J&J first argues that Actavis cannot rely on these affirmative defenses since it is barred by its "unclean hands." The doctrine of unclean hands refers to "the fundamental principle that he who comes into equity must come with clean hands." Hermes Int'l v. Lederer de Paris Fifth Ave., Inc., 219 F.3d 104, 107 (2d Cir. 2000) (citation omitted). The doctrine turns on the issue of good faith, and in the trademark context, an "intention to confuse undermines any claim of good faith." Harley-Davidson, Inc. v. Grottanelli, 164 F.3d 806, 813 (2d Cir. 1999); see also Hermes, 219 F.3d at 107. While a finding that Actavis acted in bad faith in assisting the retailers to copy J&J's trade dress would preclude Actavis's reliance on its equitable defenses, genuine issues of fact remain as to Actavis's good faith.
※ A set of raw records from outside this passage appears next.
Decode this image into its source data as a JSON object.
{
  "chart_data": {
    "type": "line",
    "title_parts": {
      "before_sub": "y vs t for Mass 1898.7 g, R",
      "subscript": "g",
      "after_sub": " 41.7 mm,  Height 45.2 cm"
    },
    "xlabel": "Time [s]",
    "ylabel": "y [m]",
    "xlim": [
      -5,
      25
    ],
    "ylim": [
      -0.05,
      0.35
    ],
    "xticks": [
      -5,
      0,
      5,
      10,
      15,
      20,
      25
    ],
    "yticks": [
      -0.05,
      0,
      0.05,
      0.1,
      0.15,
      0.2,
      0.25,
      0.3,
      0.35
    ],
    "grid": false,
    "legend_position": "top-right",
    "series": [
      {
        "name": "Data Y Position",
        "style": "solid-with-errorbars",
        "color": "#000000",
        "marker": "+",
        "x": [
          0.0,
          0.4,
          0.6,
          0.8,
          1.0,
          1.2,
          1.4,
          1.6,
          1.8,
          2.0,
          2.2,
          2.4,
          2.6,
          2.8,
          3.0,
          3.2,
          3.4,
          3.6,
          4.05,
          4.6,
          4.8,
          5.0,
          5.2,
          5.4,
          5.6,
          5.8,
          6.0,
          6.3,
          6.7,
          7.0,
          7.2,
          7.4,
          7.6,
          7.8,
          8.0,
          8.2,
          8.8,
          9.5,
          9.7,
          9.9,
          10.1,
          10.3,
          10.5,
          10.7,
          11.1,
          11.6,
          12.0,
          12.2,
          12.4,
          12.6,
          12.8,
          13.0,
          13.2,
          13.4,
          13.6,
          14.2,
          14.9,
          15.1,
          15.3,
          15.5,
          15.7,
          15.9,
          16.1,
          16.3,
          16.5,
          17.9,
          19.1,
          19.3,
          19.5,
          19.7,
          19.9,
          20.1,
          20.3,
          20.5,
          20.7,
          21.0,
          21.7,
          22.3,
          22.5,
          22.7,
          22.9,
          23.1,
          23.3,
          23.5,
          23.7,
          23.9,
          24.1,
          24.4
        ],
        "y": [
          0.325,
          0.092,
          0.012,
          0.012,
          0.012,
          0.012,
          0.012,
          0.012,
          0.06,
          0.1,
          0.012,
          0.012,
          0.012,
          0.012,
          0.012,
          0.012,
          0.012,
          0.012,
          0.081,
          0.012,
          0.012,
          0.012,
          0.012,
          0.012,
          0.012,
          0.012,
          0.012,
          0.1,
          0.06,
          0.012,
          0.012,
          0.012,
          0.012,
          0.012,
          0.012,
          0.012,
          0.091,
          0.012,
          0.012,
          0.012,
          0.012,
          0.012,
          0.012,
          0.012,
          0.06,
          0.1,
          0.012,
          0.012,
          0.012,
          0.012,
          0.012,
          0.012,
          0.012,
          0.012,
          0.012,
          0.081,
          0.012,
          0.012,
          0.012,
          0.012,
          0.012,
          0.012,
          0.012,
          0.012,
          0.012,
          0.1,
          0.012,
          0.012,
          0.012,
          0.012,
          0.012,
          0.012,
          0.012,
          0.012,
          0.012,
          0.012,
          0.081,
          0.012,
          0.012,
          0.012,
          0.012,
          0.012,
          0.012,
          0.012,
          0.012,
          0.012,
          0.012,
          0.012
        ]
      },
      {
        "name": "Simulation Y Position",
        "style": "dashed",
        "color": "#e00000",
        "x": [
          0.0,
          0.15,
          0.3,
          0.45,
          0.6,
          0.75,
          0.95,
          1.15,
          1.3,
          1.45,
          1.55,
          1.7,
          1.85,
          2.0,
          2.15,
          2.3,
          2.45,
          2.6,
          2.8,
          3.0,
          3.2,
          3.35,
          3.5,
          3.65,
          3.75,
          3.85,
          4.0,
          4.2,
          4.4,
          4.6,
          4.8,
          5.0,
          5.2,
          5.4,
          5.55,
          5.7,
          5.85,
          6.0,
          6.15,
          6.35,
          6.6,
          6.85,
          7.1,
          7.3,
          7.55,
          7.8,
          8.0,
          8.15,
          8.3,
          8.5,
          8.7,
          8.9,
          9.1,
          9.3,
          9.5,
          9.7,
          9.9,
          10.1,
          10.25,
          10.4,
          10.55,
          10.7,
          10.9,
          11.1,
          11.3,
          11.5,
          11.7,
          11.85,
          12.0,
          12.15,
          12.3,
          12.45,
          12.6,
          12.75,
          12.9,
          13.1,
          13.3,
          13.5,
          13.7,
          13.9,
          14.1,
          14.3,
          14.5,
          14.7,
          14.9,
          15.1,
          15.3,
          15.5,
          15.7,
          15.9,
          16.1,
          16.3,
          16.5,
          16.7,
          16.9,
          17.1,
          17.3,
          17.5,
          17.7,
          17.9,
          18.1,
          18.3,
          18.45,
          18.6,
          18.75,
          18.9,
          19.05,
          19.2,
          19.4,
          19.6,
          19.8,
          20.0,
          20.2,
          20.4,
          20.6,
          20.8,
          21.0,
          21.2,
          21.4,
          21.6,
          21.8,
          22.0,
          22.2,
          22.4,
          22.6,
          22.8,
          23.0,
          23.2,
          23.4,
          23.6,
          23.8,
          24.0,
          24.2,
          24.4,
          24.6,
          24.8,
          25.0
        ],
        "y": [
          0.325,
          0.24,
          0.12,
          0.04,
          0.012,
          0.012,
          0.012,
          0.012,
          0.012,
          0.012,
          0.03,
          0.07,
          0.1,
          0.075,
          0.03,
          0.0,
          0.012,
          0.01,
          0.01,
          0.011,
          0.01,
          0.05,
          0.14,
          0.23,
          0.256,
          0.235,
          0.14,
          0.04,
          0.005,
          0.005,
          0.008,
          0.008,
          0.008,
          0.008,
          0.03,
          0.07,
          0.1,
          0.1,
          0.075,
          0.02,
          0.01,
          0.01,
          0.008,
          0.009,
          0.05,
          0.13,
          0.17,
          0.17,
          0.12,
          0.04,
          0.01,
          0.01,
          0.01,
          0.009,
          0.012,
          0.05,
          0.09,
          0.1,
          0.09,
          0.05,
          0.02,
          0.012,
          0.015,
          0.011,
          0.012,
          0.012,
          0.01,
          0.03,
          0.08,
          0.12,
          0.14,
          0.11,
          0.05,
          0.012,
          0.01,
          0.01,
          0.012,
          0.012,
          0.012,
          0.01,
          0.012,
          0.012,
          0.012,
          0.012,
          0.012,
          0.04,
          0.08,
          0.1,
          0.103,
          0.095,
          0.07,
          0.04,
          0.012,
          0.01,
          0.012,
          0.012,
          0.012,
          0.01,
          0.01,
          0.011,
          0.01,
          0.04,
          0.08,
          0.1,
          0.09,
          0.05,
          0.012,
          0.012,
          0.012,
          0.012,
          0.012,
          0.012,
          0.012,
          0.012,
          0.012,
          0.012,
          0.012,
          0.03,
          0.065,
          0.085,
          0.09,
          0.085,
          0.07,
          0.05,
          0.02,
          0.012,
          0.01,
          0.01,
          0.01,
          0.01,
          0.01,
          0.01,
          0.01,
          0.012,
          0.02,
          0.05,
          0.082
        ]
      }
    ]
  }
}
J&J next asserts that it had no knowledge that the Actavis products were copying its Gold Mark until "shortly before" filing this lawsuit. Actavis points out that J&J is challenging more than fifty private label products made by Actavis over the past ten years for more than twenty retailers, and that it is simply not credible that J&J was unaware of the existence of so many products in the marketplace for such a length of time. J&J counters, however, that since 2001 Actavis has progressively expanded its copying of the Gold Mark, culminating in the introduction in 2005 of the CVS and Walgreens packages. As already noted, J&J focuses much of its attention in this litigation on sales by those two retailers.
Whether J&J's delay in filing suit was unreasonable depends at least in part on the success of its progressive encroachment argument, an issue upon which reasonable juries could differ.